Tras el respiro de junio, la mora volvió a subir en julio, hasta ubicarse en un 7,7%, volviendo a ubicarse en su nivel más alto de la serie que publica el Banco Central (desde enero de 2010).
La suba en la incobrabilidad de los créditos afectó tanto a las familias como a las empresas, consolidándose como una de las preocupaciones económicas centrales en la Argentina de Javier Milei.
Mientras tanto, en la Cámara de Diputados de la Nación, la oposición logró impulsar la discusión acerca de qué solución puede ofrecérsele a las 6 millones de personas que no pueden afrontar sus préstamos.
El martes 22 de septiembre habrá una nueva reunión informativa, mientras que el martes 29 se firmarán los dictámenes para poder llevarlos al recinto.
Publicamos el Informe sobre Bancos de julio de 2026. Accedé al informe completo: https://t.co/lQJTUJBYm0#InformeSobreBancos pic.twitter.com/FWGjmv5Ts8
— BCRA (@BancoCentral_AR) September 18, 2026
En junio, la mora había cedido 0,1 punto porcentual respecto a mayo, y desde el gobierno señalaban que empezaba una senda descendiente.
Sin embargo, en julio, borró esa baja y volvió a ubicarse en 7,7% en el sector privado.
Uno de los puntos sobresalientes en el problema de la irregularidad es lo explosivo de la dinámica.
En el sector privado en general, la irregularidad pasó del 1,5% en octubre de 2024 al 7,7% veintiún meses después. Esto es, se multiplicó por más de 5 veces la morosidad en menos de dos años.
En el desagregado, el salto en la morosidad de las familias es el que más dispara las alarmas: subió a 12,9%, récord en la serie histórica (últimos 15 años), 0,1 punto porcentual por encima de junio.
Por su parte, en las empresas, la mora aumentó al 3,6%, 0,1 punto porcentual por encima de junio.
Si bien la situación más acuciante la viven las familias, la tendencia es la misma: en ambos casos se multiplicaron por 5 en menos de dos años quienes no pueden afrontar sus deudas.
La mora en las familias alcanza los préstamos personales, así como también las tarjetas de crédito. En el caso de los préstamos personales, el 16,7% de las familias no pudo pagar sus créditos. Esto es, 0,3 puntos porcentuales más que en el mes anterior, casi 10 puntos más de morosidad respecto al año anterior (7,2%) y récord de la serie de 15 años.
A su vez, el 12,8% de las familias no pudo afrontar las tarjetas de crédito: 0,2 puntos porcentuales más que en junio, y 7,4 puntos más respecto al año anterior (5,3%).
Los préstamos garantizados comienzan también a generar preocupación, alejándose de su promedio histórico, y con tendencia alcista: los prendarios presentan una irregularidad del 8,1% (más del doble que hace un año) mientras los hipotecarios apenas 1,6% (el doble que el promedio desde 2010).

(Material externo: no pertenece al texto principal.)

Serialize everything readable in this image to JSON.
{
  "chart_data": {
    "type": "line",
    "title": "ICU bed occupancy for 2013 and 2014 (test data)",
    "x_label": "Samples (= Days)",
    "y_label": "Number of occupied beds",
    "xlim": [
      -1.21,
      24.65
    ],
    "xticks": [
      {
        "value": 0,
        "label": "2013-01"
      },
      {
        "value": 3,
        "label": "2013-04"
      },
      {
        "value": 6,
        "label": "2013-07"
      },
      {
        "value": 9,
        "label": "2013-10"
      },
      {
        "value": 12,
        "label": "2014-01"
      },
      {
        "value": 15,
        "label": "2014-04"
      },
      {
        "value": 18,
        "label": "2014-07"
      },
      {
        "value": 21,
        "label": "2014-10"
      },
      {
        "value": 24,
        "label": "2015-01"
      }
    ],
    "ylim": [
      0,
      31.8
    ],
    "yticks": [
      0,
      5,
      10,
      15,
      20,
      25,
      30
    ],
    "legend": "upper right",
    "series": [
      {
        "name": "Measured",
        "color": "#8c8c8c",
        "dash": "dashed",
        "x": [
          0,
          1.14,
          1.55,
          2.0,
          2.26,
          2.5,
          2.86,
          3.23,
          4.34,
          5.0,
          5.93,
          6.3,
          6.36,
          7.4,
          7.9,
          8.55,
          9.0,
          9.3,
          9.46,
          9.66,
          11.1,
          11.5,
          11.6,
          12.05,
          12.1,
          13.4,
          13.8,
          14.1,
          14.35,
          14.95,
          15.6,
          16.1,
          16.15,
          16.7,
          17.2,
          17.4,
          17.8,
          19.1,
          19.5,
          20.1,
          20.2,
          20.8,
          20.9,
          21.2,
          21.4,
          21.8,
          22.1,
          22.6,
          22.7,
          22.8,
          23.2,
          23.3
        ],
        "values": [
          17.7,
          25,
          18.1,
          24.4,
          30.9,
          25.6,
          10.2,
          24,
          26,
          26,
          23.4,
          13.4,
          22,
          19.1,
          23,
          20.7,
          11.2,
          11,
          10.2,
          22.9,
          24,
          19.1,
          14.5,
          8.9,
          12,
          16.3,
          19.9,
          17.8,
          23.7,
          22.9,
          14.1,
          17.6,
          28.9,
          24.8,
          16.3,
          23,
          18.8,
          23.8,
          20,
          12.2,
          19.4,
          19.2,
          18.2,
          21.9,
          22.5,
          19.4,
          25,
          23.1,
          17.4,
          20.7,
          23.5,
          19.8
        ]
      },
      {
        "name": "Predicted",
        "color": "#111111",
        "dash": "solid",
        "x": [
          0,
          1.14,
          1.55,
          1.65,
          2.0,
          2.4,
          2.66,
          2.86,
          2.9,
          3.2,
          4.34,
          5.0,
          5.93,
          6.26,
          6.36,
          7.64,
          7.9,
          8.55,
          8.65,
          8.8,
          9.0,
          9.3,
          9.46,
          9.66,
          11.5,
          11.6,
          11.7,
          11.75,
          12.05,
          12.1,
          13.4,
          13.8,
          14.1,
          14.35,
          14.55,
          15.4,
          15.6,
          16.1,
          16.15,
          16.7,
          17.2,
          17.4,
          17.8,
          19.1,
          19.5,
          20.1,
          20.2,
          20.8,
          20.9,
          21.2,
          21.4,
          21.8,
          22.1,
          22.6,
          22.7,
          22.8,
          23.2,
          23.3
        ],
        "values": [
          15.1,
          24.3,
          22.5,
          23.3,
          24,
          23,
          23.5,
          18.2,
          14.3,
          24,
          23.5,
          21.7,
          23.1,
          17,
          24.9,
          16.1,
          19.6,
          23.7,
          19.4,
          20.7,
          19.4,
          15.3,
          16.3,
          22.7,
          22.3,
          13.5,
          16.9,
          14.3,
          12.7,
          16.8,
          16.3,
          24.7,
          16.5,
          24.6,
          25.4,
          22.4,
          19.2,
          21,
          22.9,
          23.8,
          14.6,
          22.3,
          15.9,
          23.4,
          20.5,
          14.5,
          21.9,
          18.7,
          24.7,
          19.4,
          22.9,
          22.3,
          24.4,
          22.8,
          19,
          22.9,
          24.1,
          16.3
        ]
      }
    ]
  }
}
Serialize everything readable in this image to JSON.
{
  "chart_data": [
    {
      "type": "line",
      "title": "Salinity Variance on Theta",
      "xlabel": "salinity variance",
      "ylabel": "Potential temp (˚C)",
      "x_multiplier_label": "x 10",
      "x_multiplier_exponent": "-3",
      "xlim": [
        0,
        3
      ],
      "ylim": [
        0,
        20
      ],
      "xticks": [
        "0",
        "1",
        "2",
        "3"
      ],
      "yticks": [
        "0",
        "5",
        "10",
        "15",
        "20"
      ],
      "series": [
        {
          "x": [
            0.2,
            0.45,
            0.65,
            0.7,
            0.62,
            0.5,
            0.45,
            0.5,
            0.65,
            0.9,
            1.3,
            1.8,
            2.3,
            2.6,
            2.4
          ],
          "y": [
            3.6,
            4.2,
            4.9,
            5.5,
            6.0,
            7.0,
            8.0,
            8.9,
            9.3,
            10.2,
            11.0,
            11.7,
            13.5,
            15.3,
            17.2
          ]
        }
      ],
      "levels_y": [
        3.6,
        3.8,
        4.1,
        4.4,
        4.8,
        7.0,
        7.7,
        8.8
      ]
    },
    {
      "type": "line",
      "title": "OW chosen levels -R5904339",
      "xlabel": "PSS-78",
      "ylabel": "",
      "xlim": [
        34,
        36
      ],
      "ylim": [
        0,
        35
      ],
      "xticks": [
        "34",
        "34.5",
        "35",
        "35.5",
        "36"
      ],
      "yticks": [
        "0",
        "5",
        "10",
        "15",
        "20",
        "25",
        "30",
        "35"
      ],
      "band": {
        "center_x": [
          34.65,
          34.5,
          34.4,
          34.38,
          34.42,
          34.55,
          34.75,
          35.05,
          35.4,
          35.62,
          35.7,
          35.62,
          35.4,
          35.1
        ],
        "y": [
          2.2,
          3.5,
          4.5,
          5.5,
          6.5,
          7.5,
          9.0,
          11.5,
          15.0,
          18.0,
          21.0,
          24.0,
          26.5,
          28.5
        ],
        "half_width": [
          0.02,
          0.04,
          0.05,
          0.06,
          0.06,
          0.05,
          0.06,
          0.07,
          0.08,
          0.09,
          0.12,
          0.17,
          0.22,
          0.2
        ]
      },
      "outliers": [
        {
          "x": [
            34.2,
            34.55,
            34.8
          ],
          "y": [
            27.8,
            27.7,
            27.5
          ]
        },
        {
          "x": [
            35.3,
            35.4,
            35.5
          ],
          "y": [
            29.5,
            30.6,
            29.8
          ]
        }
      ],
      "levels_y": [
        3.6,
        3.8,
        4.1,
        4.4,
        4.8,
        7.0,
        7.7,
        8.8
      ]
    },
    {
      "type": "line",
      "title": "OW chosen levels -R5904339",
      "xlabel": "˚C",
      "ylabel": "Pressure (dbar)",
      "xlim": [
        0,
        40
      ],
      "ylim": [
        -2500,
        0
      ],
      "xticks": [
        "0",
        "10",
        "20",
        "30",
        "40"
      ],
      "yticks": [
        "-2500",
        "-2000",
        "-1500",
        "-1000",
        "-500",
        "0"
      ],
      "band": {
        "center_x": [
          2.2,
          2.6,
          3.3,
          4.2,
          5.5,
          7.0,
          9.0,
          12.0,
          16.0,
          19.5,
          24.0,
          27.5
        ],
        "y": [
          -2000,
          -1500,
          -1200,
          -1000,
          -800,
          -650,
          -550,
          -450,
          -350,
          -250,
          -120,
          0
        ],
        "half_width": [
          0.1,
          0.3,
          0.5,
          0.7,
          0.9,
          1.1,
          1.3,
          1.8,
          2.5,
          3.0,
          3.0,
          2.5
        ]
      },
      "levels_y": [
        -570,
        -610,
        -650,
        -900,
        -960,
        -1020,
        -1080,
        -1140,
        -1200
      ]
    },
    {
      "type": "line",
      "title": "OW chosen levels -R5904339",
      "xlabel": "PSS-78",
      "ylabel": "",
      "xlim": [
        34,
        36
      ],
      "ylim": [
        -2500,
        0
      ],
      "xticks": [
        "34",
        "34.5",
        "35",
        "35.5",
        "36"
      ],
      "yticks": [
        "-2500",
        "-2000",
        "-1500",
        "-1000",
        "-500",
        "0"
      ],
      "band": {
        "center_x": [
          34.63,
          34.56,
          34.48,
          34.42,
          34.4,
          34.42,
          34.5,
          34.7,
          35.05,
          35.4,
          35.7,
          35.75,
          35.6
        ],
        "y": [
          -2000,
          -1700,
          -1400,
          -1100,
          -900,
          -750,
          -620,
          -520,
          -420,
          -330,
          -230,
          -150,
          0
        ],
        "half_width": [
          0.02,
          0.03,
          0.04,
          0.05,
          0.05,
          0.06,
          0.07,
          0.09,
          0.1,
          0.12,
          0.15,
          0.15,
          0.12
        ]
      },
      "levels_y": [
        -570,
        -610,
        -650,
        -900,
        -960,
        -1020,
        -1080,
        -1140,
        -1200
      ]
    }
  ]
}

Estos últimos son resaltados por su crecimiento por el BCRA: 2.527 altas adicionales de préstamos hipotecarios a las familias en julio, acumulando en los últimos doce meses cerca de 33.700 nuevos deudores en este segmento, con preponderancia de los bancos públicos.
El problema es todavía mayor cuando se observa el universo de proveedores no financieros de crédito, donde la irregularidad de las financiaciones a familias llegó al 33,7%.
La pérdida de puestos de trabajo y la merma en los ingresos, así como la volatilidad de las tasas de interés en niveles altos (muy positivas en términos reales, esto es, en comparación con la inflación), constituyen las principales causas de esta situación.
Desde la Consultora 1816 registran que la tasa nominal anual de los préstamos personales se sostiene en niveles muy elevados tanto en entidades financieras como no financieras: desde abril de 2024, ambas se mueven muy por encima de la inflación.
Durante agosto, los préstamos personales otorgados por entidades financieras registraron una Tasa Nominal Anual (TNA) promedio del 65,5%, equivalente a una Tasa Efectiva Anual (TEA) del 89,2%.
El costo es mucho mayor fuera de los bancos. A partir de los datos del BCRA, la consultora estima que la TNA promedio de los préstamos personales de entidades no financieras podría rondar el 130%, con una TEA cercana al 244%.
Y todavía falta sumar comisiones, seguros, impuestos y otros cargos que integran el Costo Financiero Total (CFT), por lo que el desembolso efectivo que enfrenta el deudor puede ser aún mayor.
La diferencia con la inflación es significativa. En agosto, la variación interanual de los precios fue del 33,5%.